There are a few components that make up the ancient structure of how one ought to worship God. Firstly, there is the Call to Worship (Leviticus 9:5/Revelation 19:7). This should be derived from the Scriptures since we are gathering per the invitation and commandment of God, not in light of our own inclinations to sing with friends on Sunday. Secondly, there is the Confession of Sin (Leviticus 9:15/1 John 1:9). This is always to be done when we enter into the presence of the Lord. From Jacob being told to bury his idols and change his clothes to mom’s telling their kids to wash their hands before coming to the table, we see the pattern of confession preceding fellowship and washing preceding eating throughout Scripture and society. Then there is God’s Consecration of His People (Leviticus 9:16/Hebrews 10:19), which He does with His Word. This should not only be thought of as the time when God’s people hear His Word preached but the time in which we sing it back to Him. Any songs we sing should either be the Word of God or perfectly state what we know to be true from His Word. Worshipping God in Spirit and in Truth does not mean trying your hardest to feel the words as hard as you can during the key change. Truth is not genuine self-expression; it is that which God has said. Then we move into the Collection of Gifts (Leviticus 9:17/2 Corinthians 9:6-7). This is a time for gifts of any kind to be offered to God in the midst of the congregation. This would be our tithes and offerings and also the offering of other gifts. Penultimately, we see God calling His people into Communion with Him (Leviticus 9:18-21/1 Corinthians 11:17-24). This is why we wash our hands in the confession of sins at the beginning of the service so that we might have obstructions to intimacy with God removed. We are able to receive His Word because we are emptied and opened in confession, and our sins are removed in accordance with His own promise to us regarding confession. We are clean and invited to the table, called even, and expected to obey. Lastly, we are then Commissioned by God (Leviticus 9:22-23/Romans 15:5-6), through His Word and the authority of the elders to be sent out into the world as ambassadors of the Kingdom.

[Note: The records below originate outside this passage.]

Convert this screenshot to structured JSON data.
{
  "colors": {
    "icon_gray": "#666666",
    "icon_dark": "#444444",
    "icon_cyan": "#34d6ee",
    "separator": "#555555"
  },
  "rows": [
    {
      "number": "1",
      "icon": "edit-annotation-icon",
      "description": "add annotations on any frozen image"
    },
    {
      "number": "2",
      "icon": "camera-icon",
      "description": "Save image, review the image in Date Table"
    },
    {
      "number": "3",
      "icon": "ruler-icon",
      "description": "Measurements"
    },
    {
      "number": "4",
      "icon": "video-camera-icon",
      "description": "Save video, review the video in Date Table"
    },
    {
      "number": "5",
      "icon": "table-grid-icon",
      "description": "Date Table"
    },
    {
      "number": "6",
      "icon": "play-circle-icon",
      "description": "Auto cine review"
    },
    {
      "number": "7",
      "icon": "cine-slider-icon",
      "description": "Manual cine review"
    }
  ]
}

Because this is a Heavenly model that imprints itself on the earth in both the Mosaic Covenant era and the New Covenant era, it should be understood as supra-cultural. Church should look African in Africa, but it should first and foremost look Heavenly because it is from Heaven. Heavenly, then African. Heavenly, then American. Heavenly, then Welsh. Heaven is the unifying agent that saves all nations from destruction.

It’s not that churches ought to be liturgical rather than non-liturgical. It’s that many churches are accidentally liturgical, and they ought to, rather, faithfully order their liturgy to match the ancient and Heavenly pattern of how God desires to be worshipped.